Features of mass marketing
The question whether mass marketing is dead or alive looms in everyone’s mind. The issue however has been discussed over decades about whether it is efficient and appropriate to serve the public. In the essay I will strive to indiscriminately show both sides of the situation.
Keywords: market, niche, target, audience, product, mass
Mass marketing is also known as undifferentiated or overall marketing. This is because it does not specifically target a certain market or a certain group of people. It is a market coverage strategy where a firm decides to ignore market segment differences and appeal the whole market with one offer or strategy. The idea really is to broadcast a message that will reach the largest number of people possible.
This concept of marketing originated in the 1920s with the inception of mass radio use. At the time, the companies used this avenue to communicate with the general public about their products. This was through advertisement of their products. As time passed, there was also an evolution in the communication scene where television broadcasting came to be. This was a better source of mass marketing since the item could be seen on screens. Traditionally, mass marketing focused on radio, television, and newspapers as media used to reach the audience. By reaching the largest audience possible, exposure to the product is maximized. This means more sales and therefore more income.
Is mass marketing dead?
Mass marketing has developed over the years into a worldwide multi-billion dollar industry. So is it really dead? I believe it is actually growing stronger than in the latter years. It may have sagged during the Great Depression but it stood the test of time and regained popularity through the 40s and 50s. It slowed during the anti-capitalist movements of the 60s and 70s before returning bigger and stronger. The attitude put into this form of marketing has pushed it to the level it is today. It is said that once you fall, you should pick something on your way back up.
The mass marketing movement has picked a lot of thing s and strategies on its way back on the charts, to compete against major marketing industries such as niche marketing. Mass marketing is the opposite of niche marketing. Niche in this case is a specialized part of a market for products or services. Niche marketing may be cost effective since upon production, it aims at a specified group of individuals that are its consumers. Concentrating all marketing efforts on a specified group is its highest advantage. They are able to provide the best for a certain people therefore maintaining a loyal customer base. However, in case the need for that specific group goes down, then the strategy is left without audience.
The shot gun theory is applied in mass marketing. It involves reaching as many people as possible. On the web, it refers to a lot of advertisements done through banners or text ads in as many websites as possible. An example is placing an ad on primetime television, without focusing on any specific group of audience. The shot gun approach increases the odds of hitting a target when it more difficult to focus. This means that strategies are applied to take care of advertising at all times even when it may be difficult to reach out, the strategy does so.
Other strategies such as the “All things to all people” is used and is one of trying to spread marketing messages to anyone and everyone that is willing to listen. Products covered under mass marketing range from the smallest in size and purpose such as toothpaste to others such as furniture, artwork, automobiles, fizzy drinks, and personal computers. Products such as services from professions for example law and medicine are subject to mass marketing.
A disadvantage of mass marketing is however evident in the case where booksellers rarely respond quickly enough to promote local books which show best seller potential (Henighan 57). Another cause of concern is that where fashion marketers assume that all customers in the market are the same (Easey 132). The quality of products is also questionable since it is sub-standard. Mass marketing mostly deals with staples: products and items that people have to replenish once they are finished. Due to this, quality is not paid attention to and therefore price is also lowered.

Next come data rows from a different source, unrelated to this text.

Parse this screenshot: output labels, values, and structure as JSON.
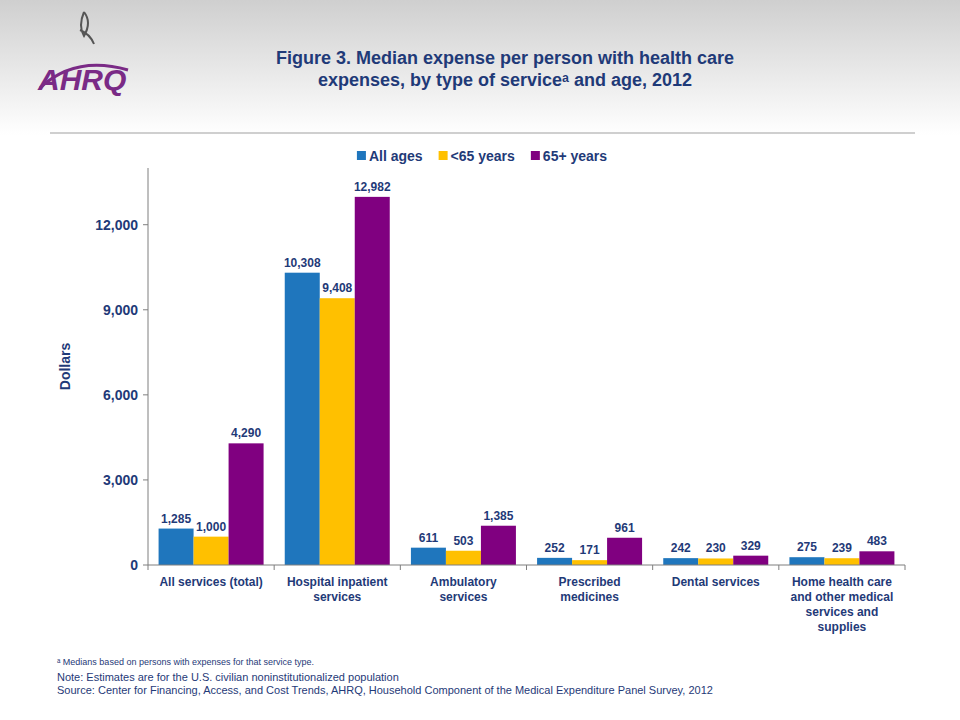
{
  "chart_data": {
    "type": "bar",
    "logo": "AHRQ",
    "title": "Figure 3. Median expense per person with health care expenses, by type of serviceᵃ and age, 2012",
    "y_label": "Dollars",
    "categories": [
      "All services (total)",
      "Hospital inpatient services",
      "Ambulatory services",
      "Prescribed medicines",
      "Dental services",
      "Home health care and other medical services and supplies"
    ],
    "series": [
      {
        "name": "All ages",
        "color": "#1f76bd",
        "values": [
          1285,
          10308,
          611,
          252,
          242,
          275
        ],
        "value_labels": [
          "1,285",
          "10,308",
          "611",
          "252",
          "242",
          "275"
        ]
      },
      {
        "name": "<65 years",
        "color": "#ffc000",
        "values": [
          1000,
          9408,
          503,
          171,
          230,
          239
        ],
        "value_labels": [
          "1,000",
          "9,408",
          "503",
          "171",
          "230",
          "239"
        ]
      },
      {
        "name": "65+ years",
        "color": "#800080",
        "values": [
          4290,
          12982,
          1385,
          961,
          329,
          483
        ],
        "value_labels": [
          "4,290",
          "12,982",
          "1,385",
          "961",
          "329",
          "483"
        ]
      }
    ],
    "ylim": [
      0,
      14000
    ],
    "yticks": [
      0,
      {
        "value": 3000,
        "label": "3,000"
      },
      {
        "value": 6000,
        "label": "6,000"
      },
      {
        "value": 9000,
        "label": "9,000"
      },
      {
        "value": 12000,
        "label": "12,000"
      }
    ],
    "grid": false,
    "legend": "top",
    "data_labels": true,
    "annotations": [
      "ᵃ Medians based on persons with expenses for that service type.",
      "Note: Estimates are for the U.S. civilian noninstitutionalized population",
      "Source: Center for Financing, Access, and Cost Trends, AHRQ, Household Component of the Medical Expenditure Panel Survey, 2012"
    ]
  }
}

Critics have termed mass marketing as dead due to the fact that it generalizes its audience. Companies are coming up with means in which they take time to understand their audience therefore making it easier to make products that are befitting to them. Relationship between the manufacturer and the consumer has also improved in situations where communication is fast and efficient. Companies require feedback upon purchase of products to examine areas to improve.
Mass marketing does not provide this type of customer service. Whatever is produced is let into the market. In this day and age consumers also expect to be given a wide range of products to choose from. They are aware of the competition in the market and are therefore most educated to make the most sound of choices when it comes to what they want to purchase. Mass marketing is as well as dead in this case.
Successful companies have to understand their consumers at very granular levels. Others say that mass marketing is not in danger of elimination. Its role is changing slowly as marketers and companies choose to turn their heads and find some other means of marketing. Mass, marketing is being weighed question is whether or not it will meet up to the standards of other means of marketing.
Its benefits such as having a wider audience, it being less risky, production cost per unit being low on account of having one production run for homogenous product as well as having a low marketing research cost and low advertising cost may be eye catching but in these times of customer intimacy, mass marketing may just be dreaming big and not living the reality.
We as the consumers have a choice to make based on what we believe and our outlook on advertising as a whole. Our reaction towards mass marketing and niche marketing will determine both the success and failure of either or both of them. Let us put both on level ground in all terms and see which will survive the rough waters. I pose a question to all those out there: where do you see mass marketing in the next 5 years? Do you even see it at all or did it die long ago without us knowing?